Anadolu Üniversitesi Maliye Kulübü ve İktisadi ve İdari Bilimler Fakültesi (İİBF) Maliye bölümünün ortaklaşa düzenlediği “Dünya’da ve Türkiye’de Maliye ve Para Politikaları” etkinliği Anadolu Üniversitesi İİBF Konferans Salonu’nda gerçekleştirildi.
Açılış konuşmasını yapan İİBF Maliye bölüm başkan yardımcısı Doç. Dr. Cumhur Dülger, “Öncelikle bu etkinliğin gerçekleşmesinde destek ve ilgisini esirgemeyen Rektör Prof. Dr. Şafak Ertan Çomaklı’ya ve İİBF dekanı Prof. Dr. Mehmet Başar’a teşekkür ederim. Bunun yanında Maliye bölümü hocalarına ve Maliye Kulübü öğrencilerine teşekkür ederim. Son olarak da bu projeye büyük ilgi gösterip yanımızda olan Prof. Dr. Fatih Özatay’a teşekkür ederim” şeklinde konuştu.
Konuşmasına yapacağı sunumun planını anlatarak başlayan Prof. Dr. Fatih Özatay, “Öncelikle davet ettiğiniz için teşekkür ederim. İlk olarak karşı döngüsel maliye politikası üzerine, sonrasında mali alandaki manevralar ve Türkiye’de ekonominin durumu üzerine konuşalım istiyorum. En son da Türkiye’de nasıl bir politika düzenlersek işler yoluna girer diye düşünelim istiyorum” dedi.
“Türkiye gelişmiş ülkelerin dokuz puan gerisinde”
Ülke olarak tasarruf alanında sıkıntı yaşadığımızı belirten Prof. Dr. Fatih Özatay, “Bizim tasarruf alanımız çok düşük durumda bulunuyor. İddialı olmayan bir yatırım düzeyini karşılamak için bile yurtiçi tasarrufumuz yetmiyor ve yurtdışına borçlanmak zorunda kalıyoruz. Türkiye parametrelerde, gelişmiş ülkelerin dokuz puan gerisinde. Gelişmekte olan ülkelere de yakın; ama yine altında. Biz gelişmiş bir ülke olmak istiyoruz. Dolayısıyla ortalamayı bile tutturacak tasarruf oranımız yok demek. Tasarrufumuz yetmediği için sıkıntılar yaşıyoruz ve ekonomimiz kırılganlık gösterebiliyor” şeklinde konuştu.
“Türkiye ekonomisi zaten büyük bir ekonomi”
Öğrencilerin sorularını da yanıtlayan Özatay, ‘IMF’den borç almalı mıyız?’ şeklinde gelen soruyu, “Bir görüşe göre; düzlüğe çıkmamız için IMF’den borç almamıza gerek yok.

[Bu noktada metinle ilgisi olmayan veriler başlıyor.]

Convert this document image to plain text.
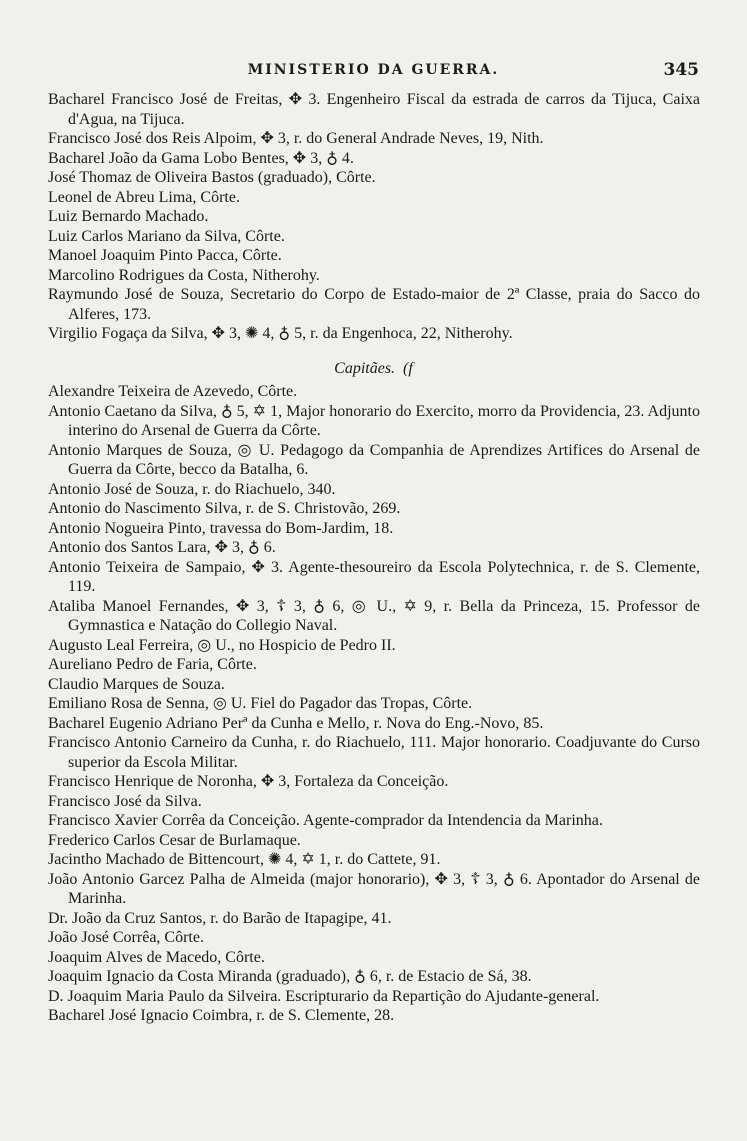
MINISTERIO DA GUERRA.	345
Bacharel Francisco José de Freitas, ✥ 3. Engenheiro Fiscal da estrada de carros da Tijuca, Caixa d'Agua, na Tijuca.
Francisco José dos Reis Alpoim, ✥ 3, r. do General Andrade Neves, 19, Nith.
Bacharel João da Gama Lobo Bentes, ✥ 3, ♁ 4.
José Thomaz de Oliveira Bastos (graduado), Côrte.
Leonel de Abreu Lima, Côrte.
Luiz Bernardo Machado.
Luiz Carlos Mariano da Silva, Côrte.
Manoel Joaquim Pinto Pacca, Côrte.
Marcolino Rodrigues da Costa, Nitherohy.
Raymundo José de Souza, Secretario do Corpo de Estado-maior de 2ª Classe, praia do Sacco do Alferes, 173.
Virgilio Fogaça da Silva, ✥ 3, ✺ 4, ♁ 5, r. da Engenhoca, 22, Nitherohy.
Capitães. (f
Alexandre Teixeira de Azevedo, Côrte.
Antonio Caetano da Silva, ♁ 5, ✡ 1, Major honorario do Exercito, morro da Providencia, 23. Adjunto interino do Arsenal de Guerra da Côrte.
Antonio Marques de Souza, ◎ U. Pedagogo da Companhia de Aprendizes Artifices do Arsenal de Guerra da Côrte, becco da Batalha, 6.
Antonio José de Souza, r. do Riachuelo, 340.
Antonio do Nascimento Silva, r. de S. Christovão, 269.
Antonio Nogueira Pinto, travessa do Bom-Jardim, 18.
Antonio dos Santos Lara, ✥ 3, ♁ 6.
Antonio Teixeira de Sampaio, ✥ 3. Agente-thesoureiro da Escola Polytechnica, r. de S. Clemente, 119.
Ataliba Manoel Fernandes, ✥ 3, ☦ 3, ♁ 6, ◎ U., ✡ 9, r. Bella da Princeza, 15. Professor de Gymnastica e Natação do Collegio Naval.
Augusto Leal Ferreira, ◎ U., no Hospicio de Pedro II.
Aureliano Pedro de Faria, Côrte.
Claudio Marques de Souza.
Emiliano Rosa de Senna, ◎ U. Fiel do Pagador das Tropas, Côrte.
Bacharel Eugenio Adriano Perª da Cunha e Mello, r. Nova do Eng.-Novo, 85.
Francisco Antonio Carneiro da Cunha, r. do Riachuelo, 111. Major honorario. Coadjuvante do Curso superior da Escola Militar.
Francisco Henrique de Noronha, ✥ 3, Fortaleza da Conceição.
Francisco José da Silva.
Francisco Xavier Corrêa da Conceição. Agente-comprador da Intendencia da Marinha.
Frederico Carlos Cesar de Burlamaque.
Jacintho Machado de Bittencourt, ✺ 4, ✡ 1, r. do Cattete, 91.
João Antonio Garcez Palha de Almeida (major honorario), ✥ 3, ☦ 3, ♁ 6. Apontador do Arsenal de Marinha.
Dr. João da Cruz Santos, r. do Barão de Itapagipe, 41.
João José Corrêa, Côrte.
Joaquim Alves de Macedo, Côrte.
Joaquim Ignacio da Costa Miranda (graduado), ♁ 6, r. de Estacio de Sá, 38.
D. Joaquim Maria Paulo da Silveira. Escripturario da Repartição do Ajudante-general.
Bacharel José Ignacio Coimbra, r. de S. Clemente, 28.
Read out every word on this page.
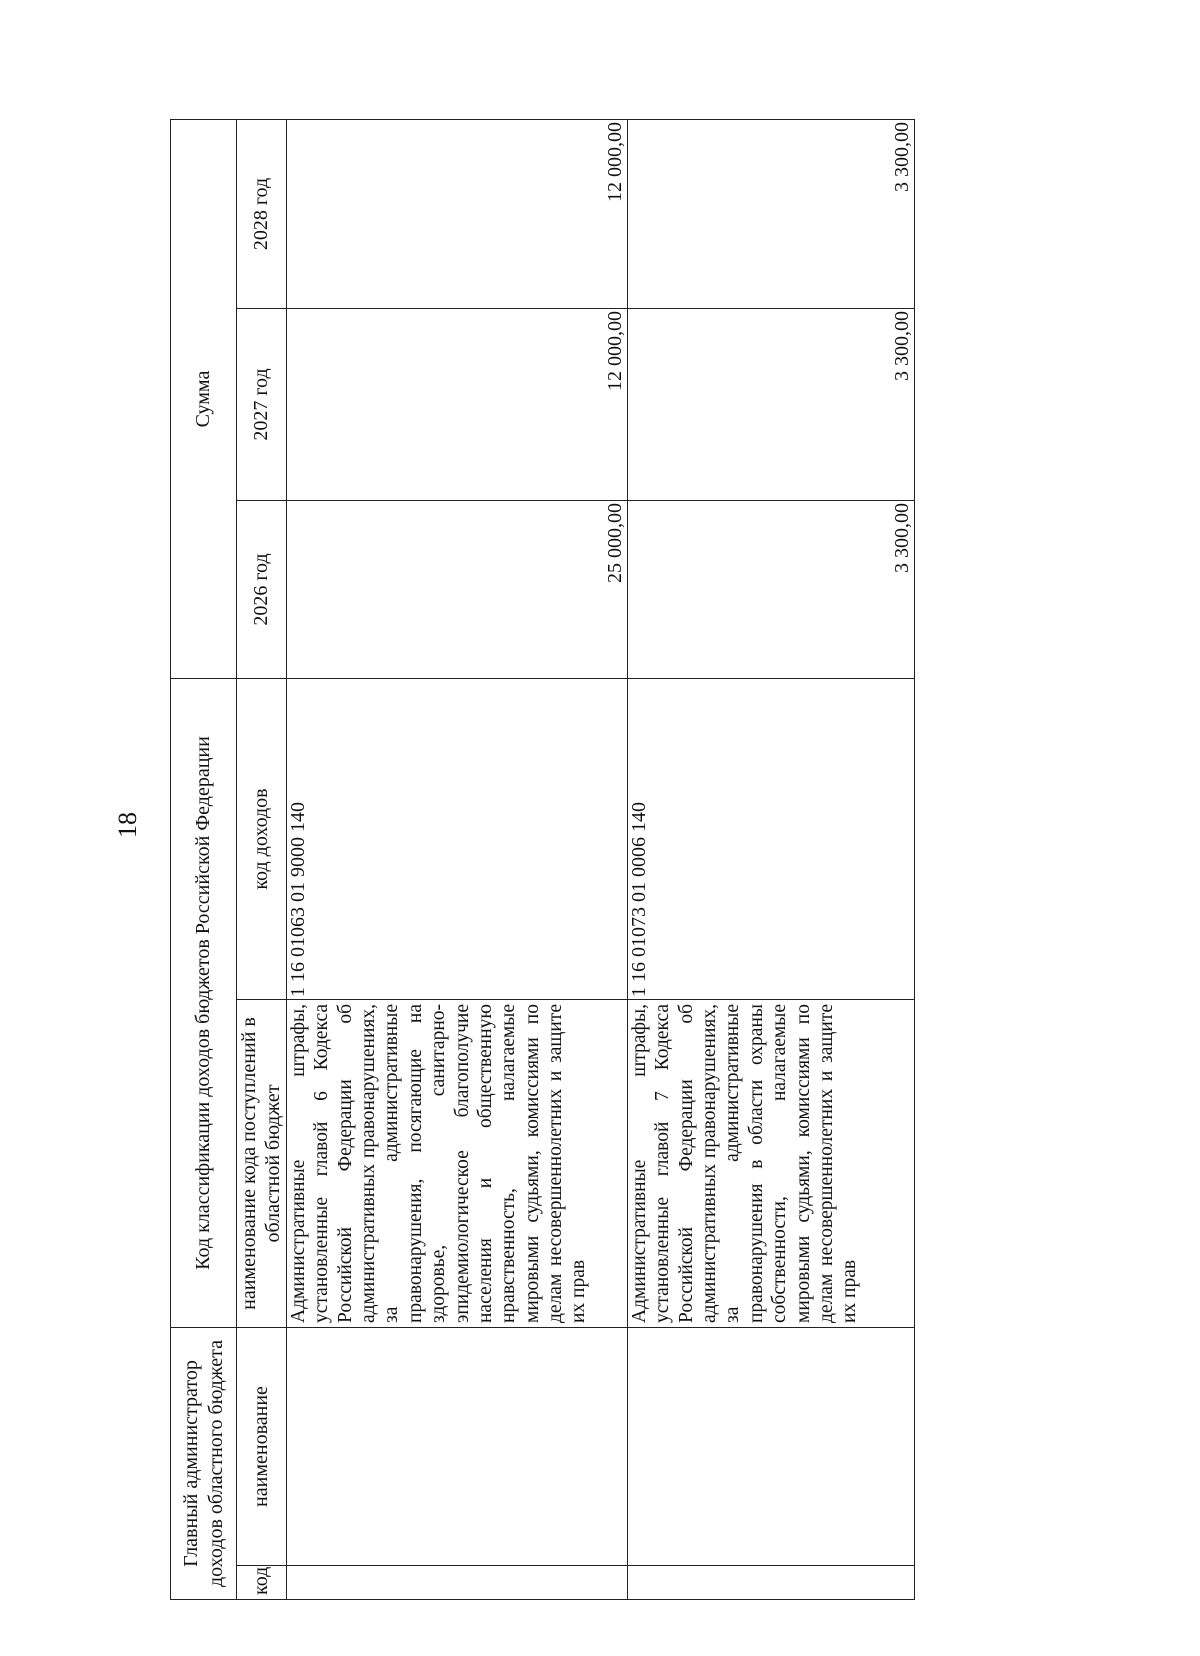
18
Главный администратор доходов областного бюджета		Код классификации доходов бюджетов Российской Федерации		Сумма		
код	наименование	наименование кода поступлений в областной бюджет	код доходов	2026 год	2027 год	2028 год
		Административные штрафы, установленные главой 6 Кодекса Российской Федерации об административных правонарушениях, за административные правонарушения, посягающие на здоровье, санитарно-эпидемиологическое благополучие населения и общественную нравственность, налагаемые мировыми судьями, комиссиями по делам несовершеннолетних и защите их прав	1 16 01063 01 9000 140	25 000,00	12 000,00	12 000,00
		Административные штрафы, установленные главой 7 Кодекса Российской Федерации об административных правонарушениях, за административные правонарушения в области охраны собственности, налагаемые мировыми судьями, комиссиями по делам несовершеннолетних и защите их прав	1 16 01073 01 0006 140	3 300,00	3 300,00	3 300,00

Türkiye’de bir dönem çok başarılı olmuş bir program. Ama IMF’deki ülkeler çok büyük şovlar yapabiliyorlar. Bundan dolayı alerjik bir noktası var sanırım. Bu anlaşmanın bir pozitif tarafı var; o da yol haritanızın çıkıyor olması. IMF’nin verdiği para Türkiye için önemli değil, Türkiye ekonomisi zaten büyük bir ekonomi. İşlerin yoluna gireceğine dair olumlu bir sinyal vermiş oluyorsun. Bunlar IMF’nin pozitif yanları. Ama negatif de bir durum var. Kurlar ve faizler olaylardan çok çabuk etkilenebiliyor. Sonradan ülke olarak bir şeylerden vazgeçersen ciddi sıkıntılar yaratabiliyor. Beraber ilerlersen faydalı olabiliyor; ama bazen çok sinir bozucu olabiliyorlar” diye yanıtladı.